O autoritarismo como fruto de uma vida ascética que sublima as necessidades naturais do ser humano lembra a visão marxista freudiana do nazismo que o genial Luchino Visconti filmou em Os Deuses Malditos.O início do filme quando o falso casal aluga o apartamento que servirá de prisão dá uma idéia de sexualidade falsificada e reprimida a gerar comportamentos, pensamentos e sentimentos aberrantes e desviantes. Chiara dorme numa cama de casal mas, sob a sombra da cruz, símbolo da cristandade, nada acontece. Porque Clara vive uma existência assexuada, reprimida, que o colega Enzo ironiza.A reunião do grupo às refeições lembra a Santa Ceia, onde surgem as discussões e contradições do grupo.E não é a toa que um dos livros lidos por Chiara é A Sagrada Família, de Marx e Engels.

Já a prisão camuflada atrás de uma imponente biblioteca é bem o símbolo da falência de um conhecimento inútil para libertar o ser humano, mas que inclusive serve a propósitos contrários. A TV sempre ligada fala de uma imprensa incapaz de esclarecer e elucidar aquilo que registra de forma superficial e sensacionalista, sempre favorável ao sistema. Há toda uma simbologia edípica na relação de Clara e seus colegas com o político seqüestrado, uma figura parental frágil e que, frente à perspectiva da morte anunciada, chega a beirar o patético nos seus esforços de procurar sobreviver.

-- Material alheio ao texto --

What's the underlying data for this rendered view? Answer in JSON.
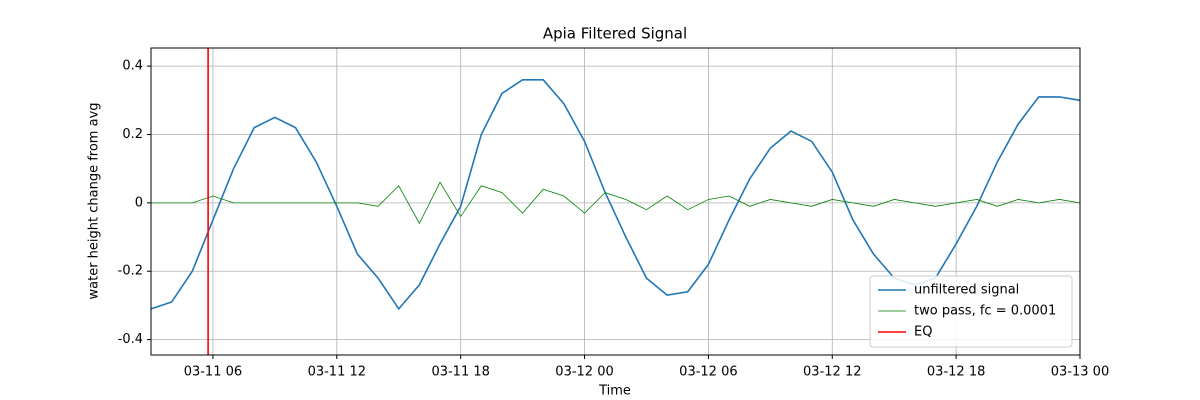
{
  "chart_data": {
    "type": "line",
    "title": "Apia Filtered Signal",
    "x_label": "Time",
    "y_label": "water height change from avg",
    "x": [
      "03-11 03",
      "03-11 04",
      "03-11 05",
      "03-11 06",
      "03-11 07",
      "03-11 08",
      "03-11 09",
      "03-11 10",
      "03-11 11",
      "03-11 12",
      "03-11 13",
      "03-11 14",
      "03-11 15",
      "03-11 16",
      "03-11 17",
      "03-11 18",
      "03-11 19",
      "03-11 20",
      "03-11 21",
      "03-11 22",
      "03-11 23",
      "03-12 00",
      "03-12 01",
      "03-12 02",
      "03-12 03",
      "03-12 04",
      "03-12 05",
      "03-12 06",
      "03-12 07",
      "03-12 08",
      "03-12 09",
      "03-12 10",
      "03-12 11",
      "03-12 12",
      "03-12 13",
      "03-12 14",
      "03-12 15",
      "03-12 16",
      "03-12 17",
      "03-12 18",
      "03-12 19",
      "03-12 20",
      "03-12 21",
      "03-12 22",
      "03-12 23",
      "03-13 00"
    ],
    "series": [
      {
        "name": "unfiltered signal",
        "color": "#1f77b4",
        "values": [
          -0.31,
          -0.29,
          -0.2,
          -0.05,
          0.1,
          0.22,
          0.25,
          0.22,
          0.12,
          -0.01,
          -0.15,
          -0.22,
          -0.31,
          -0.24,
          -0.12,
          -0.01,
          0.2,
          0.32,
          0.36,
          0.36,
          0.29,
          0.18,
          0.03,
          -0.1,
          -0.22,
          -0.27,
          -0.26,
          -0.18,
          -0.05,
          0.07,
          0.16,
          0.21,
          0.18,
          0.09,
          -0.05,
          -0.15,
          -0.22,
          -0.24,
          -0.22,
          -0.12,
          -0.01,
          0.12,
          0.23,
          0.31,
          0.31,
          0.3
        ]
      },
      {
        "name": "two pass, fc = 0.0001",
        "color": "#008000",
        "values": [
          0,
          0,
          0,
          0.02,
          0,
          0,
          0,
          0,
          0,
          0,
          0,
          -0.01,
          0.05,
          -0.06,
          0.06,
          -0.04,
          0.05,
          0.03,
          -0.03,
          0.04,
          0.02,
          -0.03,
          0.03,
          0.01,
          -0.02,
          0.02,
          -0.02,
          0.01,
          0.02,
          -0.01,
          0.01,
          0,
          -0.01,
          0.01,
          0,
          -0.01,
          0.01,
          0,
          -0.01,
          0,
          0.01,
          -0.01,
          0.01,
          0,
          0.01,
          0
        ]
      }
    ],
    "vlines": [
      {
        "name": "EQ",
        "color": "#ff0000",
        "x": "03-11 05:46"
      }
    ],
    "xlim": [
      "03-11 03",
      "03-13 00"
    ],
    "xticks": [
      "03-11 06",
      "03-11 12",
      "03-11 18",
      "03-12 00",
      "03-12 06",
      "03-12 12",
      "03-12 18",
      "03-13 00"
    ],
    "ylim": [
      -0.445,
      0.453
    ],
    "yticks": [
      -0.4,
      -0.2,
      0.0,
      0.2,
      0.4
    ],
    "grid": true,
    "legend": "lower right"
  }
}
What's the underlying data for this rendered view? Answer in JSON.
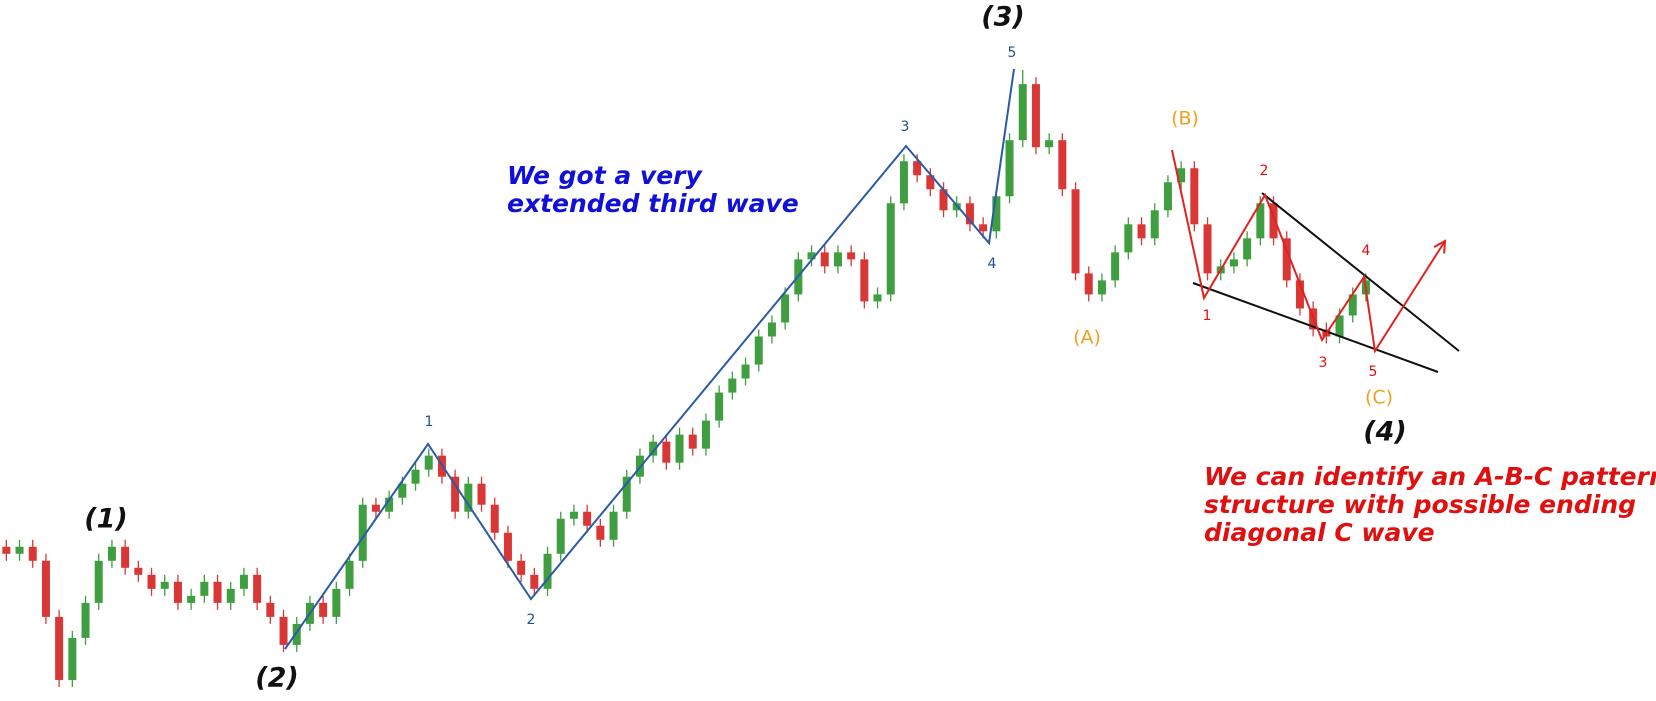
{
  "chart_data": {
    "type": "candlestick",
    "open": [
      22,
      21,
      22,
      20,
      12,
      3,
      9,
      14,
      20,
      22,
      19,
      18,
      16,
      17,
      14,
      15,
      17,
      14,
      16,
      18,
      14,
      12,
      8,
      11,
      14,
      12,
      16,
      20,
      28,
      27,
      29,
      31,
      33,
      35,
      32,
      27,
      31,
      28,
      24,
      20,
      18,
      16,
      21,
      26,
      27,
      25,
      23,
      27,
      32,
      35,
      37,
      34,
      38,
      36,
      40,
      44,
      46,
      48,
      52,
      54,
      58,
      63,
      64,
      62,
      64,
      63,
      57,
      58,
      71,
      77,
      75,
      73,
      70,
      71,
      68,
      67,
      72,
      80,
      88,
      79,
      80,
      73,
      61,
      58,
      60,
      64,
      68,
      66,
      70,
      74,
      76,
      68,
      61,
      62,
      63,
      66,
      71,
      66,
      60,
      56,
      53,
      52,
      55,
      58
    ],
    "high": [
      23,
      23,
      23,
      21,
      13,
      10,
      15,
      21,
      23,
      23,
      20,
      19,
      18,
      18,
      16,
      18,
      18,
      17,
      19,
      19,
      15,
      13,
      12,
      15,
      15,
      17,
      21,
      29,
      29,
      30,
      32,
      34,
      36,
      36,
      33,
      32,
      32,
      29,
      25,
      21,
      19,
      22,
      27,
      28,
      28,
      26,
      28,
      33,
      36,
      38,
      38,
      39,
      39,
      41,
      45,
      47,
      49,
      53,
      55,
      59,
      64,
      65,
      65,
      65,
      65,
      64,
      59,
      72,
      78,
      78,
      76,
      74,
      72,
      72,
      69,
      73,
      81,
      90,
      89,
      81,
      81,
      74,
      62,
      61,
      65,
      69,
      69,
      71,
      75,
      77,
      77,
      69,
      63,
      64,
      67,
      72,
      72,
      67,
      61,
      57,
      54,
      56,
      59,
      61
    ],
    "low": [
      20,
      20,
      19,
      11,
      2,
      2,
      8,
      13,
      19,
      18,
      17,
      15,
      15,
      13,
      13,
      14,
      13,
      13,
      15,
      13,
      11,
      7,
      7,
      10,
      11,
      11,
      15,
      19,
      26,
      26,
      28,
      30,
      32,
      31,
      26,
      26,
      27,
      23,
      19,
      17,
      15,
      15,
      20,
      25,
      24,
      22,
      22,
      26,
      31,
      34,
      33,
      33,
      35,
      35,
      39,
      43,
      45,
      47,
      51,
      53,
      57,
      62,
      61,
      61,
      62,
      56,
      56,
      57,
      70,
      74,
      72,
      69,
      69,
      67,
      66,
      66,
      71,
      79,
      78,
      78,
      72,
      60,
      57,
      57,
      59,
      63,
      65,
      65,
      69,
      73,
      67,
      60,
      60,
      61,
      62,
      65,
      65,
      59,
      55,
      52,
      51,
      51,
      54,
      57
    ],
    "close": [
      21,
      22,
      20,
      12,
      3,
      9,
      14,
      20,
      22,
      19,
      18,
      16,
      17,
      14,
      15,
      17,
      14,
      16,
      18,
      14,
      12,
      8,
      11,
      14,
      12,
      16,
      20,
      28,
      27,
      29,
      31,
      33,
      35,
      32,
      27,
      31,
      28,
      24,
      20,
      18,
      16,
      21,
      26,
      27,
      25,
      23,
      27,
      32,
      35,
      37,
      34,
      38,
      36,
      40,
      44,
      46,
      48,
      52,
      54,
      58,
      63,
      64,
      62,
      64,
      63,
      57,
      58,
      71,
      77,
      75,
      73,
      70,
      71,
      68,
      67,
      72,
      80,
      88,
      79,
      80,
      73,
      61,
      58,
      60,
      64,
      68,
      66,
      70,
      74,
      76,
      68,
      61,
      62,
      63,
      66,
      71,
      66,
      60,
      56,
      53,
      52,
      55,
      58,
      60
    ],
    "up_color": "#3f9e3f",
    "down_color": "#d93636",
    "ylim": [
      0,
      100
    ],
    "wave_labels": [
      "(1)",
      "(2)",
      "(3)",
      "(4)"
    ],
    "impulse_labels": [
      "1",
      "2",
      "3",
      "4",
      "5"
    ],
    "correction_labels": [
      "(A)",
      "(B)",
      "(C)"
    ],
    "diagonal_labels": [
      "1",
      "2",
      "3",
      "4",
      "5"
    ],
    "annotations": [
      {
        "lines": [
          "We got a very",
          "extended third wave"
        ],
        "color": "#1010d8"
      },
      {
        "lines": [
          "We can identify an A-B-C pattern",
          "structure with possible ending",
          "diagonal C wave"
        ],
        "color": "#e01010"
      }
    ]
  }
}
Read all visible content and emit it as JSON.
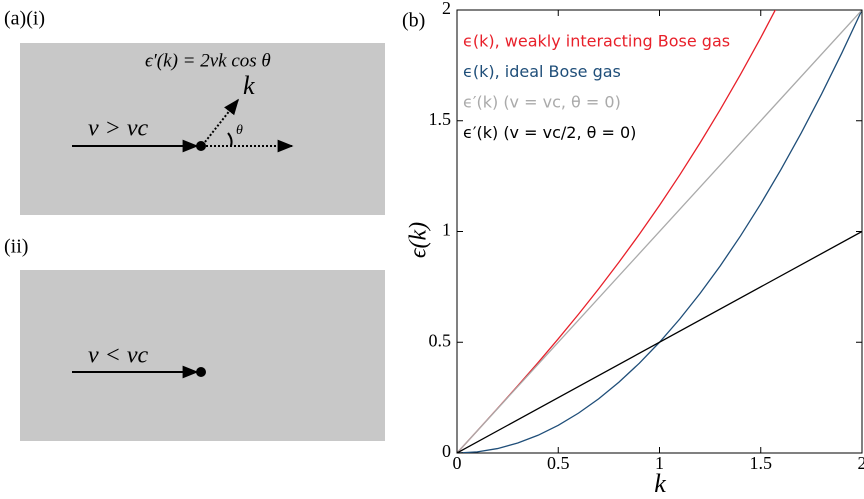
{
  "diagram": {
    "panel_a": "(a)(i)",
    "panel_ii": "(ii)",
    "formula": "ϵ′(k) = 2vk cos θ",
    "label_i": "v > vc",
    "label_k": "k",
    "label_theta": "θ",
    "label_ii": "v < vc"
  },
  "chart_data": {
    "type": "line",
    "panel": "(b)",
    "xlabel": "k",
    "ylabel": "ϵ(k)",
    "xlim": [
      0,
      2
    ],
    "ylim": [
      0,
      2
    ],
    "xticks": [
      0,
      0.5,
      1,
      1.5,
      2
    ],
    "yticks": [
      0,
      0.5,
      1,
      1.5,
      2
    ],
    "series": [
      {
        "name": "ϵ(k), weakly interacting Bose gas",
        "color": "#e8202a",
        "x": [
          0,
          0.1,
          0.2,
          0.3,
          0.4,
          0.5,
          0.6,
          0.7,
          0.8,
          0.9,
          1.0,
          1.1,
          1.2,
          1.3,
          1.4,
          1.5,
          1.6
        ],
        "values": [
          0,
          0.1001,
          0.201,
          0.3034,
          0.4079,
          0.5154,
          0.6264,
          0.7416,
          0.8616,
          0.9869,
          1.118,
          1.2554,
          1.3994,
          1.5505,
          1.7089,
          1.875,
          2.049
        ]
      },
      {
        "name": "ϵ(k), ideal Bose gas",
        "color": "#1f4e79",
        "x": [
          0,
          0.1,
          0.2,
          0.3,
          0.4,
          0.5,
          0.6,
          0.7,
          0.8,
          0.9,
          1.0,
          1.1,
          1.2,
          1.3,
          1.4,
          1.5,
          1.6,
          1.7,
          1.8,
          1.9,
          2.0
        ],
        "values": [
          0,
          0.005,
          0.02,
          0.045,
          0.08,
          0.125,
          0.18,
          0.245,
          0.32,
          0.405,
          0.5,
          0.605,
          0.72,
          0.845,
          0.98,
          1.125,
          1.28,
          1.445,
          1.62,
          1.805,
          2
        ]
      },
      {
        "name": "ϵ′(k) (v = vc, θ = 0)",
        "color": "#aaaaaa",
        "x": [
          0,
          2
        ],
        "values": [
          0,
          2
        ]
      },
      {
        "name": "ϵ′(k) (v = vc/2, θ = 0)",
        "color": "#000000",
        "x": [
          0,
          2
        ],
        "values": [
          0,
          1
        ]
      }
    ]
  }
}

Moro é vivido por um grande ator, Roberto Herlitzka, descoberto por Lina Wertm"uller nos anos 70. A iluminação do filme, entre o acobreado e o azul noturno, reforçam a idéia de que estamos vendo uma metáfora da dinâmica inconsciente dos fundamentalismos, com sua lógica irracional, suas justificativas contraditórias e seus efeitos contraproducentes que fazem o jogo dos contrários. No caso, Aldo Moro, da Democracia Cristã, tinha proposto o "compromisso histórico", convidando o Partido Comunista Italiano a fazer parte de um governo de coalizão com o PDC. Por mais que a  DC estivesse mergulhada em corrupção, a morte punitiva de um de seus líderes não resolveu qualquer problema, talvez atraindo a antipatia  pública para os seus opositores.

Espetáculo de grande liberdade criativa e desassombrada coragem de enfrentar tabus, inclusive no seio da própria esquerda, Bom Dia, Noite, que tem seu título extraído de uma estrofe de poema homônimo de Emily Dickinson, é um filme extraordinário que se valoriza a cada revisão e que deve ser visto, nem que seja na cópia de DVD ou VHS, por ora inexistentes. Exemplo de um cinema político sutil e contundente, que mostra o pleno vigor criador deste cineasta de 64 anos, que tanto desafia a Igreja católica, quanto a hipócrita moral burguesa e o cinema convencional. Na trilha sonora notável, excertos da Misa criolla de Ariel Ramírez, passando pelo Dark Side of the Moon, do Pink Floyd, e o Momento musical nº 94, de Franz Schubert.

Filmes de Marco Bellochio disponíveis dm DVD e VHS:

Olhos Na Boca (Gli Occhi, la Bocca, 1982) - Poletel.
O Diabo no Corpo (Diavolo nel Corpo,1986) - Globo Vídeo.
Em Nome do Diabo (La Visione del Sabba,1988). Paris.
Processo do Desejo (La Condanna,1991) - Top Tape.

Luiz César Cozzatti é médico psicanalista, crítico de cinema, jurado do Festival Internacional de Cinema de Gramado.